Once it pulls up the book you want, you can choose a status for it on your reading list. These status options include, “I read it,” “I want to read it,” or “I’m reading it now.” If you click on “I read it,” you also have the option to check off a box that says “I recommend it.”

In addition to “Your Reading List,” there are two additional tabs in the app: “Network Updates” and “Industry Updates.”

The first centers around books your connections are reading. You can follow specific people in your LinkedIn Connections list by clicking on the “Who’s Watching Who” list.

The industry updates focus on books that relate specifically to your field that people on LinkedIn (using the Amazon Reading List) have read. This is particularly helpful if you’re looking to keep up to date on your industry’s critical reading.

Blog Link vs. Word Press blogging apps

There are two apps on the LinkedIn platform that allow you to share your blog. But of the two, Blog Link (made by the folks at Six Apart) certainly is more universally useful.

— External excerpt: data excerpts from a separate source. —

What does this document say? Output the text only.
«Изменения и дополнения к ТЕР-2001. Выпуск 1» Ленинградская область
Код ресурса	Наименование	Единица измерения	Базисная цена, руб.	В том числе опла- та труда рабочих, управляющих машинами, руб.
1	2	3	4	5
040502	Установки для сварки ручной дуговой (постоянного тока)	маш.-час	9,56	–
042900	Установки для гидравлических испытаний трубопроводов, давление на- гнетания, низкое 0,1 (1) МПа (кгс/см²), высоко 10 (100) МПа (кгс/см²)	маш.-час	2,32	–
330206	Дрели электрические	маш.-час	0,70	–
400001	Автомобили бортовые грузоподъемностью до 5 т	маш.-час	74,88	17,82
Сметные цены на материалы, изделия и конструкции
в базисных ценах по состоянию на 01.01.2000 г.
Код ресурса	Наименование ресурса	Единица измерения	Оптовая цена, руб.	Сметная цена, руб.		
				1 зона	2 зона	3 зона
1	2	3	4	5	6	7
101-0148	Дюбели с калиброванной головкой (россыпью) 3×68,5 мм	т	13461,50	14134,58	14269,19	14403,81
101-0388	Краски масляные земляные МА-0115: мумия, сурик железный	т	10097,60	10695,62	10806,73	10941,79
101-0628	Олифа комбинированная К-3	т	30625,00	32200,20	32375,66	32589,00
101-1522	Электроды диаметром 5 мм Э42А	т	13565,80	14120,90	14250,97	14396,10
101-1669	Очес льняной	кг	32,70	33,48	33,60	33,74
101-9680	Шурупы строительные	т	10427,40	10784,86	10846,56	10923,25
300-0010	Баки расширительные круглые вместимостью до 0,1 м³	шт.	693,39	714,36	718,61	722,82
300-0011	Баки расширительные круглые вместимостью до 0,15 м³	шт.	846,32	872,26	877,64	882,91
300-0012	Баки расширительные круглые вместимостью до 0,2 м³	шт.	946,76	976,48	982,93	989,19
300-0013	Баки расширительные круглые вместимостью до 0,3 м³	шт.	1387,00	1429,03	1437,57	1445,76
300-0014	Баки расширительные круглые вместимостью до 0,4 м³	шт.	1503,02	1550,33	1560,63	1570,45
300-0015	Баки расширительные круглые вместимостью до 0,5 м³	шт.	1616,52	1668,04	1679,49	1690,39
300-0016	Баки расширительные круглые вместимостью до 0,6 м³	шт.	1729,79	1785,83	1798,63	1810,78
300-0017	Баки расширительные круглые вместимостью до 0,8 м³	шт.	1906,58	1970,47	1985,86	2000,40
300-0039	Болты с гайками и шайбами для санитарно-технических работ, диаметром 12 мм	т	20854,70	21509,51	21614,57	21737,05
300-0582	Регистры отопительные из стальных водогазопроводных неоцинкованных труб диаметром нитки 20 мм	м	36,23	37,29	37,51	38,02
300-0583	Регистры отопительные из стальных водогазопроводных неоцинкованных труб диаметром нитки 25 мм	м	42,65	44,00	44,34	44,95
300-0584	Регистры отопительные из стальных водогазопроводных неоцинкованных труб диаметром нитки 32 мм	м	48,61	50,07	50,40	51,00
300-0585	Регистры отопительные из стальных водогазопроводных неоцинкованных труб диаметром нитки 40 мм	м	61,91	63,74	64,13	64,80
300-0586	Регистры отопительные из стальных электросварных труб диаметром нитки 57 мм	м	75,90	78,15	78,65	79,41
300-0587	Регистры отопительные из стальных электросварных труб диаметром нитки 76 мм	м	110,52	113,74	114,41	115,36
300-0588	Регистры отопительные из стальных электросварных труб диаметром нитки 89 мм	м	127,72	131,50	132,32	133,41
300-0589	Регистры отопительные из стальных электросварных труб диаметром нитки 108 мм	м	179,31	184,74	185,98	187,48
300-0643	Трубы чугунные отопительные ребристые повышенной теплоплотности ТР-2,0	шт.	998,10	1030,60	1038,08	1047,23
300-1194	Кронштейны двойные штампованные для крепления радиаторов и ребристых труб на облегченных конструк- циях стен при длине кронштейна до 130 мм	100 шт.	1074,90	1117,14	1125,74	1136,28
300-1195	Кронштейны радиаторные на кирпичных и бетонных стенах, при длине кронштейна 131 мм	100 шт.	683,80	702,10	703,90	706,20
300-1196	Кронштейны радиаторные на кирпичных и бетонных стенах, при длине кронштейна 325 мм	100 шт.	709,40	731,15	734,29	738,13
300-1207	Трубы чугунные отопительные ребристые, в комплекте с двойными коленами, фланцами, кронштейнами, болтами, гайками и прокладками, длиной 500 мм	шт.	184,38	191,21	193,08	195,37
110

It works for people who don’t write blogs and only like to read them.

For those who do like to write blogs, Blog Link integrates with all the major blogging platforms, not just TypePad (the blogging platform by SixApart).

It allows you to upload a variety of blogs based on the major platforms, including Movable Type, Vox, WordPress.com, WordPress.org, Blogger, LiveJournal, and others.

After you install the Blog Link app, it will cull your blog from whatever is listed in the “my blog” section of your profile (you can edit that URL by going to “accounts and settings” and clicking on “My Profile”).

There are two main tabs: “By me,” which is where you display your blog; or “My contacts,” which shows the blogs of your connections. If you don’t have a blog, the “by me” tab will simply be left empty.

The WordPress blog app for LinkedIn, on the other hand, only works to share WordPress-based blogs.

We recommend installing either of these blogging apps only if you yourself enjoy blogging. While Blog Link can be useful without a blog, you can easily get a feed of your favorite blogs via RSS, making a blogging app largely unnecessary.

Huddle

Huddle allows you to upload any kind of file to the Huddle Widget box on your LinkedIn profile (provided you’ve installed the app). You can upload files up to 10 MB in size (beyond that, you need a Huddle.net account).

But Huddle for LinkedIn has pretty robust sharing capabilities. You can invite contacts to your Huddle workspace and have them upload files. You can also create discussions in the application as well.

As we noted in our first LinkedIn review regarding box.net – another file sharing application – we’d remind you to be careful what company files you share.

SlideShare

The SlideShare App for LinkedIn does something rather fun: it makes those PowerPoint presentations not only available for your connections to view, but it opens them up to discussions and comments.

We think this could be especially helpful before you give a presentation in person to a group. You could share a presentation with your connections and allow them to give you feedback via the comments section.

For now, this makes it slightly more robust than the Google Presentations app for LinkedIn that we reviewed in part one, which lacks such a feature.

The only drawback to this is app that to realize most of its potential (such as embedding SlideShare presentations on other websites or your blog) you really need a SlideShare account. But on the upside, the SlideShare LinkedIn app allows you to sign up without ever leaving LinkedIn. And it’s free.

Polling

This one is created by LinkedIn. Much like the staple Question and Answer section of LinkedIn, the polling app allows you to query your connections about some burning question you might have.

The main difference is the Polling app returns rich looking charts with their answers. If you’re just looking to poll your connections, then the free version of this app might work well for you.

If you’re looking for more robust capabilities, like, say, polling large groups within the LinkedIn user base, each response will cost you US$50 (minimum).